Découvrez pourquoi les filles fortes se sentent brisées émotionnellement

Elle peut tout surmonter. Les chagrins d’amour. Les amitiés qui meurent. Les grandes disputes familiales.

Chaque fois que le monde la blesse, elle simule un sourire et continue comme si de rien n’était. Comme si elle allait parfaitement bien. Comme si son coeur ne pouvait être brisé.

Elle a l’air d’une fille forte. Mais elle se sent faible. Elle a l’impression de vivre dans un mensonge, comme si les autres lui accordaient une reconnaissance qu’elle ne mérite pas.

Après tout, les autres la pensent comme une fille forte, parce qu’ils ne voient qu’une seule facette de sa personnalité. Ils la voient le jour, quand elle a encore assez d’énergie pour faire semblant. Mais ils ne la voient pas la nuit, seule dans sa chambre, alors qu’elle est trop épuisée pour passer outre ses difficultés.

Elle ne laisse personne s’approcher lorsqu’elle est en position de vulnérabilité.

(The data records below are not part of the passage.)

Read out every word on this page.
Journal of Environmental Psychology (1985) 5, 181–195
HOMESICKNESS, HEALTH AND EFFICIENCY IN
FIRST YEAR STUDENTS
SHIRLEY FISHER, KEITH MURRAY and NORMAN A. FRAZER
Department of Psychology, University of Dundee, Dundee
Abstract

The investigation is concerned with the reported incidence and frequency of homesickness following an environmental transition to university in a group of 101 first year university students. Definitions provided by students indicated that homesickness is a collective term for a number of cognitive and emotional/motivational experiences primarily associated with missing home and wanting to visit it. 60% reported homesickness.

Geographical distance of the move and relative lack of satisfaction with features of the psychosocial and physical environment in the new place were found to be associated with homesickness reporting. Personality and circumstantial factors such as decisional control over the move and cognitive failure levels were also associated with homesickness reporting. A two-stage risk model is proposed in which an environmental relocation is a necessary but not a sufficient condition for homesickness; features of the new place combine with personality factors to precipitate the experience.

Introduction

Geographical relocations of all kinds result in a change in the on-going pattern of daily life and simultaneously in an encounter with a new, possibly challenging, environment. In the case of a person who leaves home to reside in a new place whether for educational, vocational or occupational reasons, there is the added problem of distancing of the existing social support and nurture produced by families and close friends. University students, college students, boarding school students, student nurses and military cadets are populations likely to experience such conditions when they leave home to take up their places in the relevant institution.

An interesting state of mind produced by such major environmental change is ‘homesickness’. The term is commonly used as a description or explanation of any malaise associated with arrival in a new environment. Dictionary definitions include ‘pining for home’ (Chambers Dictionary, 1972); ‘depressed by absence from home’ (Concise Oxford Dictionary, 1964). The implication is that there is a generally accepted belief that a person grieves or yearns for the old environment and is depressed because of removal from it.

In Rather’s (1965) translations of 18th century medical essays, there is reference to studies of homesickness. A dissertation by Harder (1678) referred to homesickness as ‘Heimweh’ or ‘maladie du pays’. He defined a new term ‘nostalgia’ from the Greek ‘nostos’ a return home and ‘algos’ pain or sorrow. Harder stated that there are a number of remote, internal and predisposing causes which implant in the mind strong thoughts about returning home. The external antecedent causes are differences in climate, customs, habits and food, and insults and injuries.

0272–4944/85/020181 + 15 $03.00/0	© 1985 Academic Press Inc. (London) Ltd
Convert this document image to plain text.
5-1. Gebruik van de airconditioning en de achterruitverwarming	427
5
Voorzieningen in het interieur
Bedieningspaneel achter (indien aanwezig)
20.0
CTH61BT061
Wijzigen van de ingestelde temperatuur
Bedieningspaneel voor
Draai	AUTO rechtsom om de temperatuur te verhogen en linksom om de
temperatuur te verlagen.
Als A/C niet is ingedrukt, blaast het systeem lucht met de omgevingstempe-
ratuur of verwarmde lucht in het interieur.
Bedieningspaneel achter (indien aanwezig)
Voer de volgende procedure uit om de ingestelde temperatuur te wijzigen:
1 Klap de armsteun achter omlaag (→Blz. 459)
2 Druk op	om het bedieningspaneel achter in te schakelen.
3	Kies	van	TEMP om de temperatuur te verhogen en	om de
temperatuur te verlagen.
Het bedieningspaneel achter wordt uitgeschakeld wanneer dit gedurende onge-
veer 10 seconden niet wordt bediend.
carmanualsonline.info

Quand elle ressent l’intense besoin de pleurer, elle se retient jusqu’à ce qu’elle puisse se retirer dans la salle de bain et enfin laisser les larmes couler. Lorsqu’elle est malheureuse, elle prétexte quelque chose pour annuler ses projets et ainsi personne ne réalise qu’elle joue la comédie. Quand elle est déprimée, elle n’écrit pas à ses amis et ne publie pas de statut Facebook. Elle souffre en silence.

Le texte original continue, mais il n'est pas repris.